Atlanta’s robust economy, sustained by a diversified business environment, has hit a COVID-19 roadblock. The multifamily market, which had already registered a slight softening, saw rents slide 0.2 percent, on a trailing three-month basis through June, to $1,292. Meanwhile, the occupancy rate in stabilized properties dropped to 93.5 percent as of May, down 70 basis points from 12 months prior.
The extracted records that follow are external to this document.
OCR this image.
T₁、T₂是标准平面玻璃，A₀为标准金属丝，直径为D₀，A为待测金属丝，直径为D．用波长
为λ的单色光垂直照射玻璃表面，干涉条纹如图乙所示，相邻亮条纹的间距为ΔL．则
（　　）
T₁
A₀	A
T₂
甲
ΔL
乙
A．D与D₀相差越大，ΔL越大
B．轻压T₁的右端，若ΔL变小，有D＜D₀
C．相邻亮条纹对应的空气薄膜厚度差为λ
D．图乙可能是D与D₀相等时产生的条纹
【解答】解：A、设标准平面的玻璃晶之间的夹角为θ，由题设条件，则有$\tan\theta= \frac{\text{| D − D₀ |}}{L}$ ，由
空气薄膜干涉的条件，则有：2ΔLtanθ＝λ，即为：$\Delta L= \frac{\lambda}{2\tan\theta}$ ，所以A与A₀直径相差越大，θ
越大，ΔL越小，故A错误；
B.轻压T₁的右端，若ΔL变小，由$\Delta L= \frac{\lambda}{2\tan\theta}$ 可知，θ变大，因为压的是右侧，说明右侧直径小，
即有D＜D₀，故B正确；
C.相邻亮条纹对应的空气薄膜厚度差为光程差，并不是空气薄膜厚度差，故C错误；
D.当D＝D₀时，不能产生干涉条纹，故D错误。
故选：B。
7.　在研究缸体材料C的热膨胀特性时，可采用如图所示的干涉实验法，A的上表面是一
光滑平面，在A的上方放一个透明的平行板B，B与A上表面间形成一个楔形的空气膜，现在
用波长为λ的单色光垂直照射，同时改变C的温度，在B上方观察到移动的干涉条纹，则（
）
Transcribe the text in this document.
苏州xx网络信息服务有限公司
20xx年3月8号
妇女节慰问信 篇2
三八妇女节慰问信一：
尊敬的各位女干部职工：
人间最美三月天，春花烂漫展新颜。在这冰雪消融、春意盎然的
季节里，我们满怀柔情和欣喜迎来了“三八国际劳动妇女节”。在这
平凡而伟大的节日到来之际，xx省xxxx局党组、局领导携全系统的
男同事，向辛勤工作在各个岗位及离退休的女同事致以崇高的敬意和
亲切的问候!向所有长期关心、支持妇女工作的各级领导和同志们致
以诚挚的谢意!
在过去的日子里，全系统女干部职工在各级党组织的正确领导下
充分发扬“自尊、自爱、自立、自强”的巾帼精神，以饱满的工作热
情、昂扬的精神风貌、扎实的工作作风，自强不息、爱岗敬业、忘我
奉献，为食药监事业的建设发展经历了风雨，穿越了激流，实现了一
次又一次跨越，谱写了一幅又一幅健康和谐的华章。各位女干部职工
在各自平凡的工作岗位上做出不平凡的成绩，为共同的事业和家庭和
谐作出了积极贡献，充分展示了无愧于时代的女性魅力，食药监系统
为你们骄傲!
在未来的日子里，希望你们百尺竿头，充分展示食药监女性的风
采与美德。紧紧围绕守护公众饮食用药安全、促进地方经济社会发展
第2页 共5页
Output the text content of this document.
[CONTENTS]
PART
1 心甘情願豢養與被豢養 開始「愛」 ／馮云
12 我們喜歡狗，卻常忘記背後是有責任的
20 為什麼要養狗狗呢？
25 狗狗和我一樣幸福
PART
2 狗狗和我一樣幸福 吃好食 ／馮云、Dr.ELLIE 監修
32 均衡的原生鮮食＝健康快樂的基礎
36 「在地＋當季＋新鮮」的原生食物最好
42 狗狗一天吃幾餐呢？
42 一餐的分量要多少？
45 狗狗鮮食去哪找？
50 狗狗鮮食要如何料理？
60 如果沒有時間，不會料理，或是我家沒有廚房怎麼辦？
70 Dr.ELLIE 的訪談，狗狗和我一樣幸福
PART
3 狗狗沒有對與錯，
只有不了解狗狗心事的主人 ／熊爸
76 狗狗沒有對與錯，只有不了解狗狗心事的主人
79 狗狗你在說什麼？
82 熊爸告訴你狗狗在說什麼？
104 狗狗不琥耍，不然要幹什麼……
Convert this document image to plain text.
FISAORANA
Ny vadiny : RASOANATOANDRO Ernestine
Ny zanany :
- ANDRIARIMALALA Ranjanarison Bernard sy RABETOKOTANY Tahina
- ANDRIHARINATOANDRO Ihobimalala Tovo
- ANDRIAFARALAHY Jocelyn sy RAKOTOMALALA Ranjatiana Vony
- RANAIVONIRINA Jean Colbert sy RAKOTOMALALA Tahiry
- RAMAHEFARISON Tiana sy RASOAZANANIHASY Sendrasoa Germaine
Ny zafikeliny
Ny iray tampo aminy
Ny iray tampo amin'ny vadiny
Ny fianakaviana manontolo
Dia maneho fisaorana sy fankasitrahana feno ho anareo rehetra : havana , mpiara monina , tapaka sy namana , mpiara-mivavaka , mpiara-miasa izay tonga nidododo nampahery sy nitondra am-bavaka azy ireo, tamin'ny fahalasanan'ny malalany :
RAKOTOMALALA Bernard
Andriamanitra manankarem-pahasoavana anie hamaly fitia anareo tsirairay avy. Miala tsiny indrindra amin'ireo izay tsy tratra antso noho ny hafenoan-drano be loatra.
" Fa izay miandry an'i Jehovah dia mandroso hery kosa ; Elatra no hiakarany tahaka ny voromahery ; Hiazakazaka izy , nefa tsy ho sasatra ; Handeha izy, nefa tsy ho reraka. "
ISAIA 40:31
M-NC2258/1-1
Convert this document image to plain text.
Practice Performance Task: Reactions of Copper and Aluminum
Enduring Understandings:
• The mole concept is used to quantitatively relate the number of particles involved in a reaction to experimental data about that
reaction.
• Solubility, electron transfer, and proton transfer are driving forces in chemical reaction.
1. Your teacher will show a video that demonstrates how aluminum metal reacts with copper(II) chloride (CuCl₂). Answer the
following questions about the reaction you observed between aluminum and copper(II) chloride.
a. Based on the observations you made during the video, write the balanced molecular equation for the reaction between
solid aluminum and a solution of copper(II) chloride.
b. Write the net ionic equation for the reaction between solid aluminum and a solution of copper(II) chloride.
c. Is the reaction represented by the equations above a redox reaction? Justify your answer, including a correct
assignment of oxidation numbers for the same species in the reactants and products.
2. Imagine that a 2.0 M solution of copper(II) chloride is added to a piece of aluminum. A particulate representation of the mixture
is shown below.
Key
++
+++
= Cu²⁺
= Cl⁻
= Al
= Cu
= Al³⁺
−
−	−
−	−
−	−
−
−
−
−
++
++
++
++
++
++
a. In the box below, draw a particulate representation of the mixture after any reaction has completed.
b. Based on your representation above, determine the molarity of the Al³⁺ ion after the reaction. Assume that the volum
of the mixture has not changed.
Employment growth turned negative for the first time since 2010. All sectors registered year-over-year contractions, with unemployment jumping from 3.2 percent in January to 12.7 percent as of April, before improving to 10.3 percent in May. Between mid-March and mid-July, more than 3 million unemployment claims were filed across the state. The leisure and hospitality sector had shrunk by more than 34 percent as of April, and professional and business services—Atlanta’s second-largest sector—had contracted by 8.8 percent. The latter, however, showed promise, with several tech companies signing large office leases across the metro.
Atlanta marked cycle highs in 2019 for both transaction volume and deliveries. Deals in the first quarter kept pace, but activity slowed significantly starting in April. Developers remained active, with 3,880 apartments delivered through June and an additional 22,593 units underway. Considering the fallout of the health crisis, we expect Atlanta rents to drop 5.9 percent this year.